The Indian unit cut some losses following intervention by the Reserve Bank of India (RBI), and settled at a new low of 95.97 per dollar, against the previous close of 95.77.
 
Merchandise trade deficit widened sequentially in April to $28.4 billion from $20.7 billion in March. 
 
 
With elevated crude oil prices, Barclays revised the current account deficit (CAD) forecast to 1.8 per cent of gross domestic product (GDP), and estimated balance of payment (BoP) deficit at $50 billion for financial year 2026-27 (FY27). 
 
The domestic currency came under pressure as the dollar index rose to 99.30, against the previous day’s 98.51. The dollar index measures the strength of the greenback against a basket of six major currencies.
 
Brent crude oil prices also climbed to around $109 per barrel, against previous day’s 105.50 per barrel, amid escalating geopolitical tensions and uncertainty surrounding the US-Iran conflict.

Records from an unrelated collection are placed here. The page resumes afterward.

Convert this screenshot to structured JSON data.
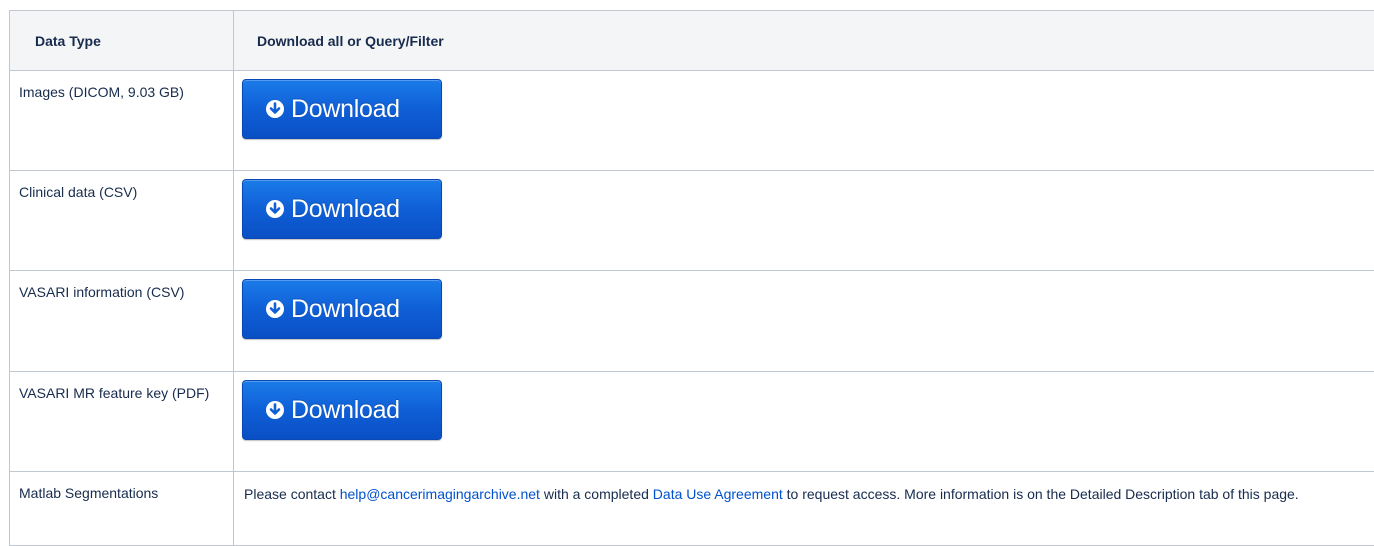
{
  "table": {
    "headers": {
      "data_type": "Data Type",
      "download": "Download all or Query/Filter"
    },
    "rows": [
      {
        "type": "Images (DICOM, 9.03 GB)",
        "button_label": "Download"
      },
      {
        "type": "Clinical data (CSV)",
        "button_label": "Download"
      },
      {
        "type": "VASARI information (CSV)",
        "button_label": "Download"
      },
      {
        "type": "VASARI MR feature key (PDF)",
        "button_label": "Download"
      }
    ],
    "last_row": {
      "type": "Matlab Segmentations",
      "text_before": "Please contact ",
      "email_link": "help@cancerimagingarchive.net",
      "text_middle": " with a completed ",
      "agreement_link": "Data Use Agreement",
      "text_after": " to request access.  More information is on the Detailed Description tab of this page."
    }
  },
  "colors": {
    "button": "#0f5fd7",
    "link": "#0052cc",
    "header_bg": "#f4f5f7",
    "border": "#c1c7d0"
  },
  "icons": {
    "download": "circle-arrow-down-icon"
  }
}
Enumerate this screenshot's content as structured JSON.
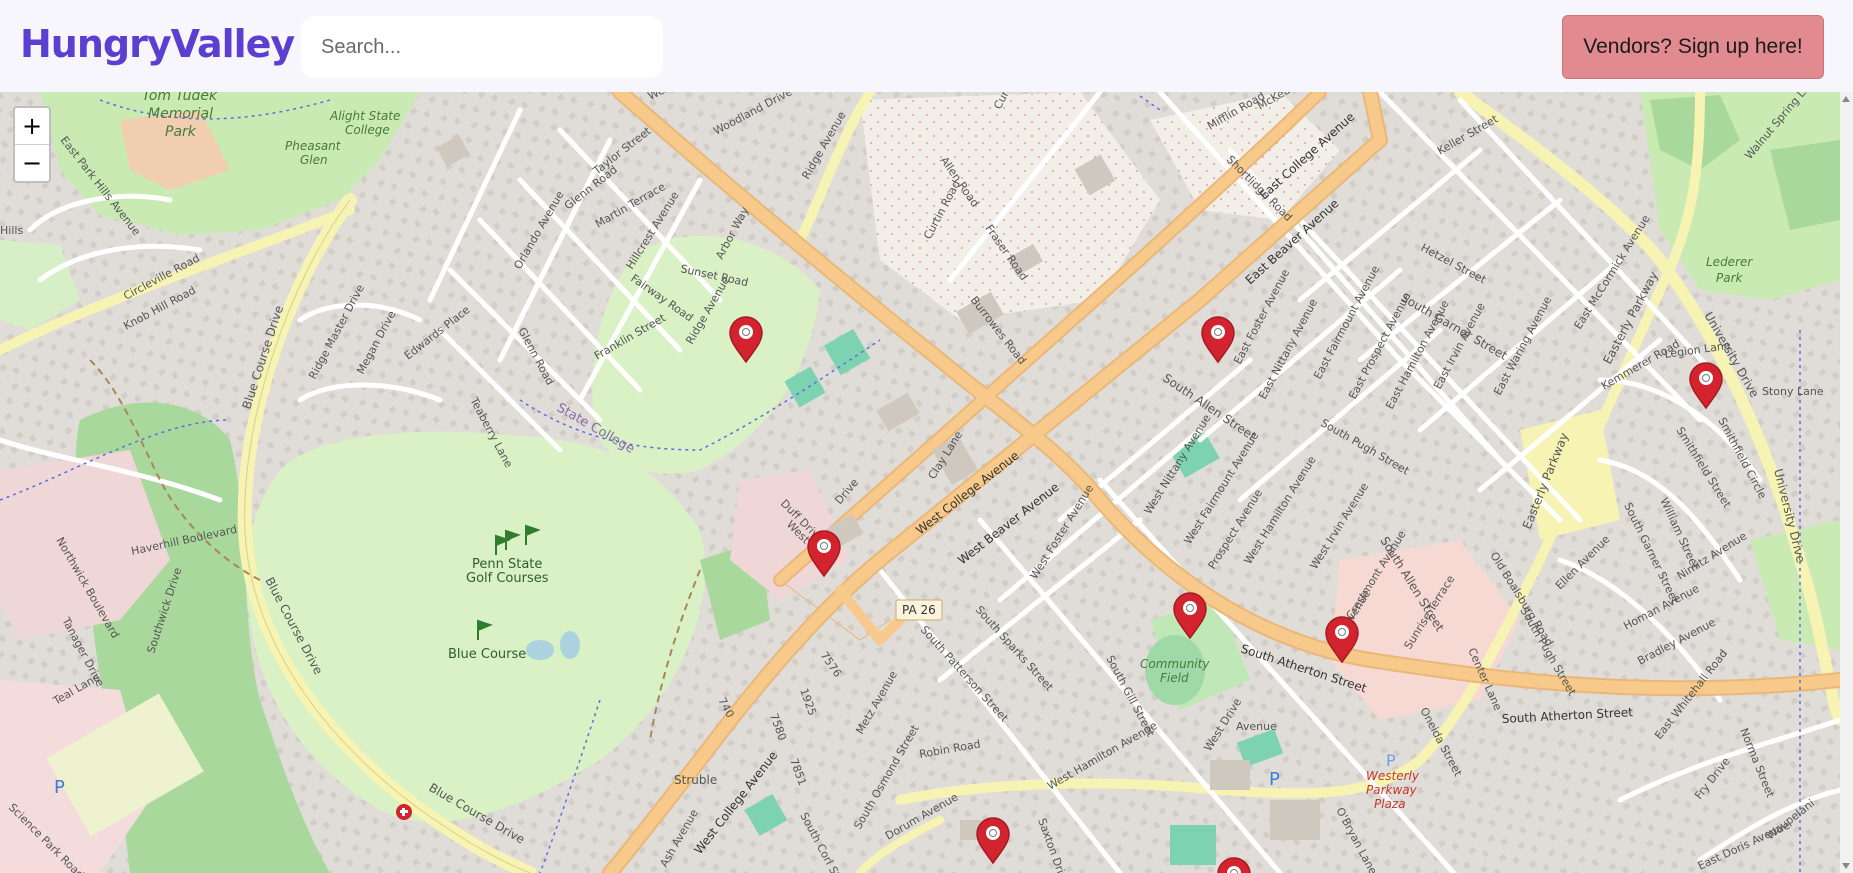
{
  "header": {
    "logo_text": "HungryValley",
    "search_placeholder": "Search...",
    "vendor_button_label": "Vendors? Sign up here!"
  },
  "map": {
    "zoom_in_label": "+",
    "zoom_out_label": "−",
    "labels": {
      "tom_tudek": "Tom Tudek",
      "memorial_park": "Memorial",
      "park": "Park",
      "alight": "Alight State",
      "college": "College",
      "pheasant": "Pheasant",
      "glen": "Glen",
      "hills": "Hills",
      "circleville": "Circleville Road",
      "knob_hill": "Knob Hill Road",
      "east_park_hills": "East Park Hills Avenue",
      "blue_course_drive_1": "Blue Course Drive",
      "blue_course_drive_2": "Blue Course Drive",
      "blue_course_drive_3": "Blue Course Drive",
      "ridge_master": "Ridge Master Drive",
      "megan": "Megan Drive",
      "edwards": "Edwards Place",
      "teaberry": "Teaberry Lane",
      "glenn_road": "Glenn Road",
      "glenn_road_2": "Glenn Road",
      "orlando": "Orlando Avenue",
      "martin": "Martin Terrace",
      "hillcrest": "Hillcrest Avenue",
      "fairway": "Fairway Road",
      "sunset": "Sunset Road",
      "franklin": "Franklin Street",
      "ridge_ave": "Ridge Avenue",
      "ridge_ave_2": "Ridge Avenue",
      "arbor": "Arbor Way",
      "taylor": "Taylor Street",
      "woodland": "Woodland Drive",
      "west_mitchell": "West Mitchell",
      "state_college": "State College",
      "penn_state": "Penn State",
      "golf_courses": "Golf Courses",
      "blue_course": "Blue Course",
      "haverhill": "Haverhill Boulevard",
      "northwick": "Northwick Boulevard",
      "southwick": "Southwick Drive",
      "tanager": "Tanager Drive",
      "teal": "Teal Lane",
      "science_park": "Science Park Road",
      "west_college_1": "West College Avenue",
      "west_college_2": "West College Avenue",
      "west_beaver": "West Beaver Avenue",
      "east_college": "East College Avenue",
      "east_beaver": "East Beaver Avenue",
      "pa26": "PA 26",
      "duff": "Duff Drive",
      "south_sparks": "South Sparks Street",
      "south_patterson": "South Patterson Street",
      "south_allen_1": "South Allen Street",
      "south_allen_2": "South Allen Street",
      "south_atherton_1": "South Atherton Street",
      "south_atherton_2": "South Atherton Street",
      "south_pugh": "South Pugh Street",
      "south_pugh_2": "South Pugh Street",
      "south_garner": "South Garner Street",
      "south_garner_2": "South Garner Street",
      "east_foster": "East Foster Avenue",
      "east_nittany": "East Nittany Avenue",
      "east_fairmount": "East Fairmount Avenue",
      "east_prospect": "East Prospect Avenue",
      "east_hamilton": "East Hamilton Avenue",
      "east_irvin": "East Irvin Avenue",
      "east_waring": "East Waring Avenue",
      "east_mccormick": "East McCormick Avenue",
      "west_nittany": "West Nittany Avenue",
      "west_fairmount": "West Fairmount Avenue",
      "west_foster": "West Foster Avenue",
      "west_hamilton_1": "West Hamilton Avenue",
      "west_hamilton_2": "West Hamilton Avenue",
      "west_irvin": "West Irvin Avenue",
      "prospect": "Prospect Avenue",
      "crestmont": "Crestmont Avenue",
      "sunrise": "Sunrise Terrace",
      "old_boalsburg": "Old Boalsburg Road",
      "ellen": "Ellen Avenue",
      "homan": "Homan Avenue",
      "bradley": "Bradley Avenue",
      "nimitz": "Nimitz Avenue",
      "william": "William Street",
      "kemmerer": "Kemmerer Road",
      "legion": "Legion Lane",
      "stony": "Stony Lane",
      "smithfield_st": "Smithfield Street",
      "smithfield_cir": "Smithfield Circle",
      "easterly_1": "Easterly Parkway",
      "easterly_2": "Easterly Parkway",
      "university_1": "University Drive",
      "university_2": "University Drive",
      "lederer": "Lederer",
      "lederer_park": "Park",
      "walnut": "Walnut Spring Lane",
      "hetzel": "Hetzel Street",
      "keller": "Keller Street",
      "mifflin": "Mifflin Road",
      "mckean": "McKean",
      "shortlidge": "Shortlidge Road",
      "curtin": "Curtin Road",
      "allen_road": "Allen Road",
      "fraser": "Fraser Road",
      "burrowes": "Burrowes Road",
      "clay": "Clay Lane",
      "curtin_top": "Curtin",
      "community": "Community",
      "field": "Field",
      "westerly": "Westerly",
      "parkway": "Parkway",
      "plaza": "Plaza",
      "oneida": "Oneida Street",
      "center": "Center Lane",
      "saxton": "Saxton Drive",
      "dorum": "Dorum Avenue",
      "robin": "Robin Road",
      "metz": "Metz Avenue",
      "south_osmond": "South Osmond Street",
      "south_gill": "South Gill Street",
      "south_corl": "South Corl Street",
      "obryan": "O'Bryan Lane",
      "east_whitehall": "East Whitehall Road",
      "fry": "Fry Drive",
      "norma": "Norma Street",
      "east_doris": "East Doris Avenue",
      "waupelani": "Waupelani",
      "struble": "Struble",
      "ash": "Ash Avenue",
      "avenue": "Avenue",
      "n7576": "7576",
      "n1925": "1925",
      "n7580": "7580",
      "n7851": "7851",
      "n740": "740",
      "p1": "P",
      "p2": "P",
      "p3": "P",
      "west_drive": "West Drive",
      "west_short": "West",
      "drive_short": "Drive",
      "on_avenue": "on Avenue"
    },
    "markers": [
      {
        "name": "vendor-marker-1"
      },
      {
        "name": "vendor-marker-2"
      },
      {
        "name": "vendor-marker-3"
      },
      {
        "name": "vendor-marker-4"
      },
      {
        "name": "vendor-marker-5"
      },
      {
        "name": "vendor-marker-6"
      },
      {
        "name": "vendor-marker-7"
      },
      {
        "name": "vendor-marker-8"
      }
    ]
  },
  "colors": {
    "brand": "#5a3fd0",
    "vendor_button": "#e18a90",
    "marker": "#d3232e",
    "major_road": "#f7c98a",
    "secondary_road": "#f6f3b3",
    "golf": "#d9f1c4",
    "park": "#c9ebb3",
    "wood": "#a9d89c"
  }
}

India’s merchandise trade deficit widened in April, as imports rose faster than exports, adding to concerns over the country’s external position.
 
“There is constant outflow, which is putting pressure on the rupee, with crude oil price and dollar index inching up,” said a dealer at a state-owned bank. “There was RBI intervention, which helped the rupee settle below 96 per dollar,” he added.
 
Foreign investors have net sold ₹2 trillion worth of domestic equities since the onset of the West Asia conflict, whereas they have net sold ₹924 crore worth of debt during the same period, NSDL data showed.
 
Meanwhile, foreign portfolio investors (FPIs) have net sold ₹10,466 crore worth of government securities (G-Secs) under the fully accessible route (FAR) during the same period, according to data from the Clearing Corporation of India Limited (CCIL).
 
The rupee has been the worst-performing Asian currency in 2026, depreciating 6.35 per cent. Since April, the Indian unit has fallen 1.21 per cent.
 
A report by State Bank of India (SBI) said the benefits to oil companies after the ₹3 hike in fuel prices will be wiped out if the rupee depreciates by ₹2 more.
 
“The ₹3 per litre increase provides an estimated benefit of around ₹477 per barrel to oil marketing companies (OMCs)… However, even an additional depreciation of ₹2 in the rupee raises the effective crude oil price, pushing the landed import cost, which fully offsets the gains from the fuel price hike,” the report said.
 
Market participants said the RBI was likely intervening intermittently through state-run banks to smoothen volatility in the currency market, although pressure on the rupee remains elevated due to the sharp rise in oil prices and sustained dollar demand from importers.
 
Policy measures from the regulator or the government could provide temporary support to the rupee, and the Indian unit touching the 100/$ mark in the near term cannot be ruled out.
 
“Any intervention measure from the regulator or the government could provide temporary support to the rupee, but in the absence of fresh triggers, the currency may stabilise around the 96-96.25 per dollar levels. The risk of the rupee touching 100 per dollar cannot be ruled out entirely, though assigning a timeline to such a move would be speculative,” said the treasury head of a private bank.
 
Bond yields may also harden further with oil companies increasing pump prices of petrol and diesel, which would exert pressure on inflation.
 
“Given elevated crude oil prices, inflation risks, and the potential fiscal impact, the benchmark 10-year bond yield could move towards 7.25 per cent if oil prices remain high, while 6.85 per cent may act as the lower end of the range in case of a rally,” the person quoted above added.
 
Bond market participants said that the cutoff yield at the weekly government bond auction was higher than expected, which further pushed the benchmark yield higher.
 
“The cutoff (yield) at the longer tenure bond was along expected lines, but on the shorter tenure, it was higher than expected, which also weighed on the sentiment,” said a dealer at a primary dealership.